Got DeepSeek R1 to run locally on macOS: A Setup Guide
Like pretty much everyone else in tech last week, I was caught off guard (in a good way) by DeepSeek’s latest release: DeepSeek R1, a new “reasoning model” that’s been generating a lot of buzz. The biggest hook for me was the promise of local, open-source-esque usage—turns out it’s not truly open-source in the strict sense (you don’t get the raw model-building process), but it’s still free to use. Think of it as the “freeware” version of open source.
DeepSeek positions R1 as a competitor to other large language models, similar to OpenAI’s “o1.” I won’t dive into the nitty-gritty of how DeepSeek R1 was built (that’d be a longer read), but if you’re curious to try it out on your own machine—especially for privacy or experimentation reasons—read on.

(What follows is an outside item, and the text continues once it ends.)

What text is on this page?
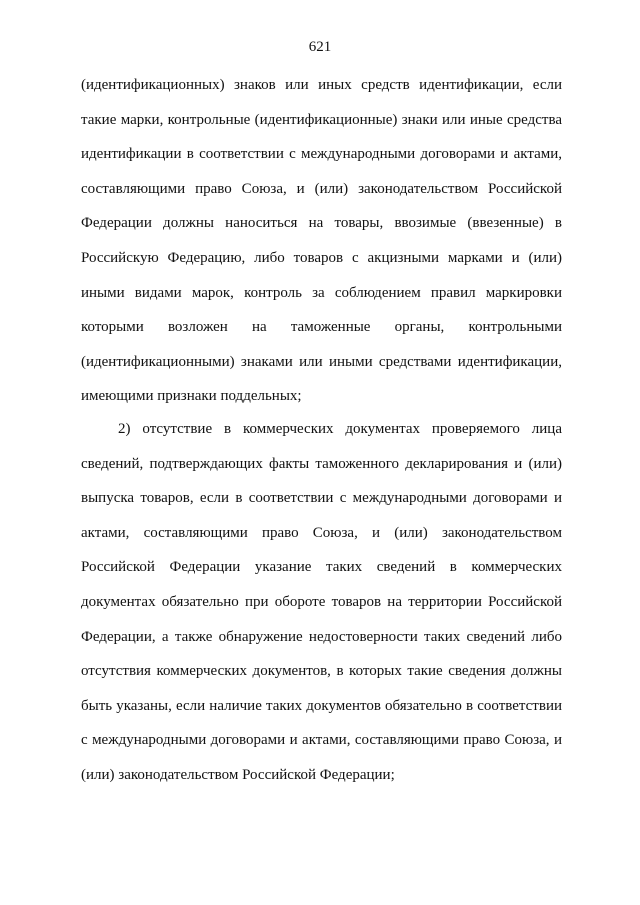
621

(идентификационных) знаков или иных средств идентификации, если такие марки, контрольные (идентификационные) знаки или иные средства идентификации в соответствии с международными договорами и актами, составляющими право Союза, и (или) законодательством Российской Федерации должны наноситься на товары, ввозимые (ввезенные) в Российскую Федерацию, либо товаров с акцизными марками и (или) иными видами марок, контроль за соблюдением правил маркировки которыми возложен на таможенные органы, контрольными (идентификационными) знаками или иными средствами идентификации, имеющими признаки поддельных;

2) отсутствие в коммерческих документах проверяемого лица сведений, подтверждающих факты таможенного декларирования и (или) выпуска товаров, если в соответствии с международными договорами и актами, составляющими право Союза, и (или) законодательством Российской Федерации указание таких сведений в коммерческих документах обязательно при обороте товаров на территории Российской Федерации, а также обнаружение недостоверности таких сведений либо отсутствия коммерческих документов, в которых такие сведения должны быть указаны, если наличие таких документов обязательно в соответствии с международными договорами и актами, составляющими право Союза, и (или) законодательством Российской Федерации;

Why Run DeepSeek R1 Locally?
1. No Rate Limits: No messing around with API quotas or billing.
2. Privacy: Your queries stay on your own hardware.
3. Experimentation: Tweak and test to your heart’s content without needing a server connection.
Why Distilled?
Right off the bat, I’m using a distilled version of DeepSeek R1. Why? Because the full-blown 671B-parameter model needs 6 NVIDIA A100 80GB GPUs (and for the “real deal,” you might need up to 16 of those monsters). With each A100 going for 17k–20k USD, that’s roughly 100k–120k in GPU gear alone—so you’re practically flirting with the cost of a nice house down payment just to run the original. Yeah… maybe next time.
Step 1: Install Ollama
Head to ollama.com and download the installer for macOS, Linux or Windows.
Step 2: Pull the DeepSeek R1 Model
DeepSeek R1 is huge, so if you’re on a laptop, you will run a distilled model (more on that in a second).
ollama run deepseek-r1:8b
If you haven’t got it locally, Ollama will download it for you (my download stalled a few times, but re-running picked up where it left off).
Smaller models typically run faster—and play nicer with laptops like my M1 Pro MacBook (32GB RAM). You can find a complete list of distilled models and their requirements here. But basically, the bigger, the better AI.
# Full model (requires significant resources)
ollama run deepseek-r1:671b
# Distilled models (more practical for local use)
ollama run deepseek-r1:1.5b # DeepSeek-R1-Distill-Qwen-1.5B
ollama run deepseek-r1:7b # DeepSeek-R1-Distill-Qwen-7B
ollama run deepseek-r1:8b # DeepSeek-R1-Distill-Llama-8B
ollama run deepseek-r1:14b # DeepSeek-R1-Distill-Qwen-14B
ollama run deepseek-r1:32b # DeepSeek-R1-Distill-Qwen-32B
ollama run deepseek-r1:70b # DeepSeek-R1-Distill-Llama-70B
Step 3: Open Web UI
For the Web Chat GUI you’ll need Docker running, then pop open a terminal and run:
docker run -d -p 3000:8080 \
--add-host=host.docker.internal:host-gateway \
-v open-webui:/app/backend/data \
--name open-webui \
--restart always \
ghcr.io/open-webui/open-webui:main
Once that finishes, head to
http://localhost:3000
in your browser to interact with DeepSeek’s model. Everything stays on your machine: no surprise rate limits, no prying eyes on your prompts.
DeepSeek R1 (distilled versions, at least) is a fun playground for tech/AI enthusiasts who want to tinker locally. It’s not going to beat the absolutely massive GPUs-and-jet-fuel version, but it’s a heck of a lot cheaper than shelling out 100k on hardware.
If you’ve been itching to test out a local LLM, do yourself a favor and give DeepSeek R1 distills a whirl. No HPC cluster required, no eye-watering GPU budget—and still plenty of stuff under the hood.
Thanks for reading my first post here. We’re all just figuring this stuff out. Cheers!